New Lectern at W&L Commencement Has Historic Significance
Few people attending Washington and Lee University’s 2015 commencement probably noticed the new lectern at the center of the podium or understood its historic significance.
The lectern is made from wood from the old “commencement tree” that graced W&L’s front campus since it was planted around 1866 and cut down in 1998. An ash tree with a canopy of between 40 and 50 feet, it used to be in full leaf during the many ceremonies for which it provided much needed shade to graduating seniors and their families.
The tree received its name because it was a pivotal point of the graduation stage when commencement was held on the lawn between the President’s House and R. E. Lee Episcopal Church. “The tree was the corner that anchored the stage, and it was the point from which we placed alignment markers in the ground and strung lines to get the stage square to the seating,” said Scott Beebe, projects engineer in facilities management.

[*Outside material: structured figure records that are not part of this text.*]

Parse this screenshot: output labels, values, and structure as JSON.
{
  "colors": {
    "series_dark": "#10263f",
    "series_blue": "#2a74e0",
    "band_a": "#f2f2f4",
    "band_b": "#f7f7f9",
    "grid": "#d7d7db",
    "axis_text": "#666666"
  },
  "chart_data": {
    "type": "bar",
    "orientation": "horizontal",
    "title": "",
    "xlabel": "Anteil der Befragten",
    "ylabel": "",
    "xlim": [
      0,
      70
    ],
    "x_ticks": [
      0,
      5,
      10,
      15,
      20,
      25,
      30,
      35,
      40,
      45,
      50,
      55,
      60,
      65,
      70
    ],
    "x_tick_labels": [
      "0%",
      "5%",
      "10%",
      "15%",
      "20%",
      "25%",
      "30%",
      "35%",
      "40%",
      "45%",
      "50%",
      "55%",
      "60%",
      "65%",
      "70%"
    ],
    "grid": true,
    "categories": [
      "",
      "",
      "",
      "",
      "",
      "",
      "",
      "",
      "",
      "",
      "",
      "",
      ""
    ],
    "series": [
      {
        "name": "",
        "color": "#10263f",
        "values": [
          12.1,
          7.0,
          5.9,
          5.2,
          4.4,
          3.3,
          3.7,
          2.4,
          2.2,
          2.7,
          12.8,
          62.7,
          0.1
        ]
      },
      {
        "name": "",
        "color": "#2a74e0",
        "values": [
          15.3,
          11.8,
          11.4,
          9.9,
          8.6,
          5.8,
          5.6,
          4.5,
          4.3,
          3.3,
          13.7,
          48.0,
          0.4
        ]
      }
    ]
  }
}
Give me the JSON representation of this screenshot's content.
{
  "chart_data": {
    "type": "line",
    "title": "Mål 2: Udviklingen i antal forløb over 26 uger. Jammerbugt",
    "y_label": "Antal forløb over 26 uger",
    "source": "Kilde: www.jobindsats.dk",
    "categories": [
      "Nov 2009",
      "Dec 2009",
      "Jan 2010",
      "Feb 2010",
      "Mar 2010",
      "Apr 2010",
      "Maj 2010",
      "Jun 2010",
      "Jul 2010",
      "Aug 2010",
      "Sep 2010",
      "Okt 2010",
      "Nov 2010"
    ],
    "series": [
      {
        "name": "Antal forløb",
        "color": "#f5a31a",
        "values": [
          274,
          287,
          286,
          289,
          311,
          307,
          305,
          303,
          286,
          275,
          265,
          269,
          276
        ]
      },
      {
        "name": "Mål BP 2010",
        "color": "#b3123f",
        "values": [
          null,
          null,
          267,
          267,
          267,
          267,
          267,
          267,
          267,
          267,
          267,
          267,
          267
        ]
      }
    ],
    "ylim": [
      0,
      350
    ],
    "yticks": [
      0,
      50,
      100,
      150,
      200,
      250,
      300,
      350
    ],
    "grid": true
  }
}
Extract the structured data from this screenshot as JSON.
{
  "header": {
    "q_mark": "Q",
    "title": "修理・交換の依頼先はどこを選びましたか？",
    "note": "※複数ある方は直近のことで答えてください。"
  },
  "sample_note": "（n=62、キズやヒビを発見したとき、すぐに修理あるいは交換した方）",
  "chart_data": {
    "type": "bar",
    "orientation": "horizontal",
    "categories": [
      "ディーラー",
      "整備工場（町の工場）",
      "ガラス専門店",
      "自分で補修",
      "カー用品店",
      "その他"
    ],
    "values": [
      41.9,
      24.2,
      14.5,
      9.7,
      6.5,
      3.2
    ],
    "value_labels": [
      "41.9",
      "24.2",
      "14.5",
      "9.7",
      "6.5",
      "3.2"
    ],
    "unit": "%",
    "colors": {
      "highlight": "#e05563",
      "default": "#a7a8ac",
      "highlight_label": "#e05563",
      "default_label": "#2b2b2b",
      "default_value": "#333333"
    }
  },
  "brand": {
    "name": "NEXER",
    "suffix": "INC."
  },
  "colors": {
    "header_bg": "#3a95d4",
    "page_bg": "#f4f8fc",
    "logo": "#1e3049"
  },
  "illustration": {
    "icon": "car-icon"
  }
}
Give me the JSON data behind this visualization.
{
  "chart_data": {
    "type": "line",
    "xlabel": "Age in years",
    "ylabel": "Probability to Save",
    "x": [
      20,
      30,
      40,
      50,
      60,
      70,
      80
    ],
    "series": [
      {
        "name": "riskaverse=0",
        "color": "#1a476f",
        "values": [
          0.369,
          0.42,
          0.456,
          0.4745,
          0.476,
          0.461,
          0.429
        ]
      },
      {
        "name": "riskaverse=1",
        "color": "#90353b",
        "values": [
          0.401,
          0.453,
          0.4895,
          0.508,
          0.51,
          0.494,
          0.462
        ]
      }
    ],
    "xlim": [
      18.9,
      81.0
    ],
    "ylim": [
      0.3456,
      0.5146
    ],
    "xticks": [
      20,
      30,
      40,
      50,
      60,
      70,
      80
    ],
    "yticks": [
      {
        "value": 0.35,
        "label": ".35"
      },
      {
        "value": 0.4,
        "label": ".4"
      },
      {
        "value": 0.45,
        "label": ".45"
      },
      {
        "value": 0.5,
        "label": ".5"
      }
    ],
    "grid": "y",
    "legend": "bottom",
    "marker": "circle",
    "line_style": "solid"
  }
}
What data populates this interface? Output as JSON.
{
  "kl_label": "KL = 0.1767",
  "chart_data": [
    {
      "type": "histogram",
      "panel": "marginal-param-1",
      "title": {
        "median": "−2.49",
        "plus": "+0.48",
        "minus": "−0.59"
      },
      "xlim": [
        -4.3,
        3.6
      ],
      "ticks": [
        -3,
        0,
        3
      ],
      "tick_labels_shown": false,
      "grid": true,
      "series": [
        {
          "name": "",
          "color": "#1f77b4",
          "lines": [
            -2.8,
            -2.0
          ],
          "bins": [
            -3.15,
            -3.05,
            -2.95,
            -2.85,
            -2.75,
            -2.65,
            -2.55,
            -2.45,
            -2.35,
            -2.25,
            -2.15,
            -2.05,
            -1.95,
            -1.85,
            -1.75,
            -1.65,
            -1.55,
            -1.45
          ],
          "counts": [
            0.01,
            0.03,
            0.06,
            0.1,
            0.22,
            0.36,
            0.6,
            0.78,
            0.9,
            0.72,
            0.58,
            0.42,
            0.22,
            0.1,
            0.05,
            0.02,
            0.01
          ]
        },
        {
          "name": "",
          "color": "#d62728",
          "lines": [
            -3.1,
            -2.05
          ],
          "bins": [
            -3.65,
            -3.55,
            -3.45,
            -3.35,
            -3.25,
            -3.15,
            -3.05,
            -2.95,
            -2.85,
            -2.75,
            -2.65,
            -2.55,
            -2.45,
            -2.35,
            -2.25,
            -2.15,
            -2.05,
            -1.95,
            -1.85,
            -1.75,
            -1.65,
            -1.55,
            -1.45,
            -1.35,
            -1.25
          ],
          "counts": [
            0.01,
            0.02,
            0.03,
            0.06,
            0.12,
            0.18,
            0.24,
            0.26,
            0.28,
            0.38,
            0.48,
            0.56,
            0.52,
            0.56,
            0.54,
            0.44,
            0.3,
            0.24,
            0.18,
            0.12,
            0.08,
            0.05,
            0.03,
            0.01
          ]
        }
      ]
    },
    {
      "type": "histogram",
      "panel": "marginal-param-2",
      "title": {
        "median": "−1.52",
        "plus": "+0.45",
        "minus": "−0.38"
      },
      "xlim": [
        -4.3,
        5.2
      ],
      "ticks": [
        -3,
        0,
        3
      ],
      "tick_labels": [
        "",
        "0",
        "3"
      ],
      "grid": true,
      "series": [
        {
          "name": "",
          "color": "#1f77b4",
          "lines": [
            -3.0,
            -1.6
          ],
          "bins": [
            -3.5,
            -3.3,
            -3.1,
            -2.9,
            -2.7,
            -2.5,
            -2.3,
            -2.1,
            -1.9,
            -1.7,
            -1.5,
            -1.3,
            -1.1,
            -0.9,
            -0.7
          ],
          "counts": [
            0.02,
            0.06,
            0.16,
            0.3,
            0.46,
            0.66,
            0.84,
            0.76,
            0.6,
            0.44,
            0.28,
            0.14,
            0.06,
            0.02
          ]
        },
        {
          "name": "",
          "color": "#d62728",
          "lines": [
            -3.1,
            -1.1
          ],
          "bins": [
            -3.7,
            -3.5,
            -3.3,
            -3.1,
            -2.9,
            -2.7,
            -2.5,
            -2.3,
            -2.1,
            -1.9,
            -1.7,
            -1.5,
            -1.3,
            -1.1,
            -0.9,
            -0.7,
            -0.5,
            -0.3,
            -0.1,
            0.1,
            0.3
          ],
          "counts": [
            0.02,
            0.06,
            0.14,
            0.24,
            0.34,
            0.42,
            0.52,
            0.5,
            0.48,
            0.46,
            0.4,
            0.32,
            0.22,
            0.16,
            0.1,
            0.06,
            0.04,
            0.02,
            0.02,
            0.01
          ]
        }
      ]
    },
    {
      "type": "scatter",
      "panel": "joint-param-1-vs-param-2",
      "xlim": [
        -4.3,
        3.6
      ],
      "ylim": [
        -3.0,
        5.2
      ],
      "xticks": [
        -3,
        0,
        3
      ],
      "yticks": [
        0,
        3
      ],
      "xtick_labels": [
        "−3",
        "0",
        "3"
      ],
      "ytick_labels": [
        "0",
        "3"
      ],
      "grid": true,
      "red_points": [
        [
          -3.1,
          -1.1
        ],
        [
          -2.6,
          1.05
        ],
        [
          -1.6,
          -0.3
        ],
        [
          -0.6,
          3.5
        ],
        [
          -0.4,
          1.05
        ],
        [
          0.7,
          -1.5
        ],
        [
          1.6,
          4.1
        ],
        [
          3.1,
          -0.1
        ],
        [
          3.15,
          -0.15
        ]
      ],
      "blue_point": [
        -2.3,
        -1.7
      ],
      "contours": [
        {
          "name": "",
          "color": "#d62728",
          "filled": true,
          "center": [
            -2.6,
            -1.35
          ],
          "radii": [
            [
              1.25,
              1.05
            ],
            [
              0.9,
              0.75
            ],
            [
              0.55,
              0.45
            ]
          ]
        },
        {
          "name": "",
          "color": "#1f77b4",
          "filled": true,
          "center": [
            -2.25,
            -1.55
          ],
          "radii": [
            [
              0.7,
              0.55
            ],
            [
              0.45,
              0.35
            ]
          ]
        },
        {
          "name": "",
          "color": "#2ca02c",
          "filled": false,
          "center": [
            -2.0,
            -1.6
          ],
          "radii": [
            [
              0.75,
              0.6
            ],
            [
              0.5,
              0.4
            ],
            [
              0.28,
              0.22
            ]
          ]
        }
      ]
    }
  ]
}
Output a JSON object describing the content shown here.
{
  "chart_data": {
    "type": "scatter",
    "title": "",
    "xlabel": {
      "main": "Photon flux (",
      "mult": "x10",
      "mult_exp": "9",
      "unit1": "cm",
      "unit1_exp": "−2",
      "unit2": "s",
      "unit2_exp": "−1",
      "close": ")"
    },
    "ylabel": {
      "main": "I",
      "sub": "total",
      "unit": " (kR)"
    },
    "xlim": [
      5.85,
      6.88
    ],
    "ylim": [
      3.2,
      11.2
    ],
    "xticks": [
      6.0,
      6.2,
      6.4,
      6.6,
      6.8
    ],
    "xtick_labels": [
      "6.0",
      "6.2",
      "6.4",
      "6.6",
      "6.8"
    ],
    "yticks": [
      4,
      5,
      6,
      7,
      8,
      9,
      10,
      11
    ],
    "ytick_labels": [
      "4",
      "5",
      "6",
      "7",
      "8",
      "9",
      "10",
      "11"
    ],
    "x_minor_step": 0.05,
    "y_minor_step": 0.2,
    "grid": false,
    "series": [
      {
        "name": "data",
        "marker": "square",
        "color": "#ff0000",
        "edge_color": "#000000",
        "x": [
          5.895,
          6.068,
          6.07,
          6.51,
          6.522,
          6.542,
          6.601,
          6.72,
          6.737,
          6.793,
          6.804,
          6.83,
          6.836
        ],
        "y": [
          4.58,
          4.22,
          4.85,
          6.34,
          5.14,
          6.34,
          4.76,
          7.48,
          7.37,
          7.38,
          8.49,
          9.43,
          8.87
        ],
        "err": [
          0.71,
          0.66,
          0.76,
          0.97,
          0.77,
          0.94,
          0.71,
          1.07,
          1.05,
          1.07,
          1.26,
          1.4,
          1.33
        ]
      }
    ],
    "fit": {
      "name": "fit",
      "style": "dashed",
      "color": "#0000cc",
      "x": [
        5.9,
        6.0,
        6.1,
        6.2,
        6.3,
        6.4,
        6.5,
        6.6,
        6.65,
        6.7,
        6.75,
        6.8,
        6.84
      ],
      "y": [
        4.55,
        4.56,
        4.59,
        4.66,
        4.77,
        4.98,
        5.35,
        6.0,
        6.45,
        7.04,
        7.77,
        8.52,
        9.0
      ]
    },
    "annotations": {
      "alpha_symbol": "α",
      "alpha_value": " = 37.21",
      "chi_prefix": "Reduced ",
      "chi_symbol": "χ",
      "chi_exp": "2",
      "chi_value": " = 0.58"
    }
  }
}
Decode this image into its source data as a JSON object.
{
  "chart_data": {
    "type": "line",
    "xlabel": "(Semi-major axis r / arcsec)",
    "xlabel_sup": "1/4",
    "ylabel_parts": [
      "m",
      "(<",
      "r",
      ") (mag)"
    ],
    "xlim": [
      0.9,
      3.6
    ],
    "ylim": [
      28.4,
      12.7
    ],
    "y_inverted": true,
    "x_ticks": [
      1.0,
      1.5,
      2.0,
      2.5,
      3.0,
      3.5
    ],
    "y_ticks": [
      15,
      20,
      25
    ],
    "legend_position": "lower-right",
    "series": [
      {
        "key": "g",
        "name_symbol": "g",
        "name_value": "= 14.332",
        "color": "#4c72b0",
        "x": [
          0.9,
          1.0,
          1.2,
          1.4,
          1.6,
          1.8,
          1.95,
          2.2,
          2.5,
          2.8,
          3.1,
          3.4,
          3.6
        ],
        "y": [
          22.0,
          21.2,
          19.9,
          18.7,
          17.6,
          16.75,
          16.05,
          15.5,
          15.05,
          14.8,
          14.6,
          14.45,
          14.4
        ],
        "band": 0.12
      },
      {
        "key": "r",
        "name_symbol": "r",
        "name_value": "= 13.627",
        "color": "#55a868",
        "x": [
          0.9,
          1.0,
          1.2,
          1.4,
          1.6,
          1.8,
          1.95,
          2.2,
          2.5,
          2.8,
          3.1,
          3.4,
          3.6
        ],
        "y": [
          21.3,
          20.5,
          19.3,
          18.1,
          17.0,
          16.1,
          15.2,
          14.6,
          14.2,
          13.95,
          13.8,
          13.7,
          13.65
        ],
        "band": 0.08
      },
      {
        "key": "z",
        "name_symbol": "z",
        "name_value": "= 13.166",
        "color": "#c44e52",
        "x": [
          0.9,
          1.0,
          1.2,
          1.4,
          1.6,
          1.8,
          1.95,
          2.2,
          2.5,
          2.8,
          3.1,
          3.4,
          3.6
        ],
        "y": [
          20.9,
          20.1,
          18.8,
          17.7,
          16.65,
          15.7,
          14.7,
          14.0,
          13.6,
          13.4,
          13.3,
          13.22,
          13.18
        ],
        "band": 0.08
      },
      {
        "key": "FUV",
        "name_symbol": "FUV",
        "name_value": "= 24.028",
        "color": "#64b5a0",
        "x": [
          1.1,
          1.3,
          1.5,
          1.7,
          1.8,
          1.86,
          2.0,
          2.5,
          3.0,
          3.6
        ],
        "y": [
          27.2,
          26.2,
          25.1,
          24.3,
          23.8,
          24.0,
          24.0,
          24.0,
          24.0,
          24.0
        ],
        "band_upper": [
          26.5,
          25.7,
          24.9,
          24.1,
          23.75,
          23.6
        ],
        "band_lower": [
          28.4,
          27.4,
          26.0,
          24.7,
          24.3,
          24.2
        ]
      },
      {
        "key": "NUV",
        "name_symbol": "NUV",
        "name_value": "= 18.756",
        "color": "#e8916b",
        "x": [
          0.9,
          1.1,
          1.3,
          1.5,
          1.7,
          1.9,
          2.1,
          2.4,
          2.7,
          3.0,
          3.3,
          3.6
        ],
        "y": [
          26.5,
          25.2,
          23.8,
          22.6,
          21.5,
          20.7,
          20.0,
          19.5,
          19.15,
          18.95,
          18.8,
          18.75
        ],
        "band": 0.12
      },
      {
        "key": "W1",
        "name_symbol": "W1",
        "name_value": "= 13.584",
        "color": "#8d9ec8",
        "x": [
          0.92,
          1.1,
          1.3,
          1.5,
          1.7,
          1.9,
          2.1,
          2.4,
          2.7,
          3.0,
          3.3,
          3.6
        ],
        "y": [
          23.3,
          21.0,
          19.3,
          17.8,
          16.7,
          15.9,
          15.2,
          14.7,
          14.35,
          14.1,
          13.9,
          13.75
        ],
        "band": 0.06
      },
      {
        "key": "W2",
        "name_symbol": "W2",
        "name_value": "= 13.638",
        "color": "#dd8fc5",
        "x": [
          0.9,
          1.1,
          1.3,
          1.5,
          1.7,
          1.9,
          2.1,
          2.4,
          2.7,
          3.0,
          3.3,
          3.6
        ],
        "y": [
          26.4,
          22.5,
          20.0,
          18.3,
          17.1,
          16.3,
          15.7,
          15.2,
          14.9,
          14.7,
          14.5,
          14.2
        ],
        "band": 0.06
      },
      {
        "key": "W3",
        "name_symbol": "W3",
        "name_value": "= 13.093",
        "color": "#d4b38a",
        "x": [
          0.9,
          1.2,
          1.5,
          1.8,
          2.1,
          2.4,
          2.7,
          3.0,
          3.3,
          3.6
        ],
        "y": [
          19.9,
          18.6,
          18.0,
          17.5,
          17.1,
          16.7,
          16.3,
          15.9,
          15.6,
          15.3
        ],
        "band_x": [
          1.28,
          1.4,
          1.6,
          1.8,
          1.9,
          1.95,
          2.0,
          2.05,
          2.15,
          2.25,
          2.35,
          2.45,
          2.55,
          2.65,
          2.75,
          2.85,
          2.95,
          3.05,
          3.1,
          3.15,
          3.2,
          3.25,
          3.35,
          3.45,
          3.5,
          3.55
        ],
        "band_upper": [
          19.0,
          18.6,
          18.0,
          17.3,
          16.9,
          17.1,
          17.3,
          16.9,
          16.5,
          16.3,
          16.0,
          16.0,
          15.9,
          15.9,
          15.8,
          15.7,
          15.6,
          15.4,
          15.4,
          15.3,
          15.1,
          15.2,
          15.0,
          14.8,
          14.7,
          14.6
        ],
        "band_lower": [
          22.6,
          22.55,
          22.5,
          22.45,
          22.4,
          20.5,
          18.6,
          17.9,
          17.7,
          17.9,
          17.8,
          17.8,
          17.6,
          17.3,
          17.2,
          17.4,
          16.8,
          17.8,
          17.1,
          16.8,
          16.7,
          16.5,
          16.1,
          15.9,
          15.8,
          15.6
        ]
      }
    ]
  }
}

Beebe was director of facilities at W&L when he made the decision to cut the tree down. A survey of all the trees on the front campus had identified the commencement tree as a liability since it was hollow. Realizing the historical significance, Beebe decided to mill a stack of boards for possible later use.
Decades later, the University’s existing lectern, made of dark brown plywood and used for all campus ceremonies, needed to be replaced. Randolph Hare, director of maintenance and operations in facilities management, remembered the planks from the commencement tree that had been drying in W&L’s barn for years and suggested that they be used to create a new lectern.
John Hoogakker, executive director of university facilities, took on the task of designing the new lectern, although he said it was hard to reach the planks and to mill wood of sufficient quality for a lectern.
Hoogakker, who has a significant background in architecture, researched the classical references around campus and studied detail and proportion in historic texts on classical architecture. As a result, the new lectern he designed has four columns that are very similar to the columns on Washington Hall.
One challenge that Hoogakker found was that he had never worked with wood from an ash tree before. “There was some quirkiness about the grain of the wood that surprised me, but it was a pleasant experience to learn to deal with this species of wood. I discovered things as I went along. For example, I had a very different finish in mind—something more like cherry or mahogany—but ash wood has a more rustic quality to it, and the dark part of the grain reached through the finish as a texture in a much different way than more traditional furniture woods. I think it gives the piece a character that I find pleasant and surprising.”
Patrick Harris, systems programmer and administrator in information technology services (ITS), built the lectern to Hoogakker’s design, and John Watkins, director of client services in ITS, created the four columns. Watkins’ greatest challenge was creating four identical columns by hand, instead of using a machine. “I think that, for the discerning eye, the design of the new lectern is really sophisticated, with the specifications for the different spaces and how the columns sit on the base,” observed Harris.
“Using the commencement tree gave the whole project a lot of meaning that it wouldn’t have had otherwise,” said Hoogakker.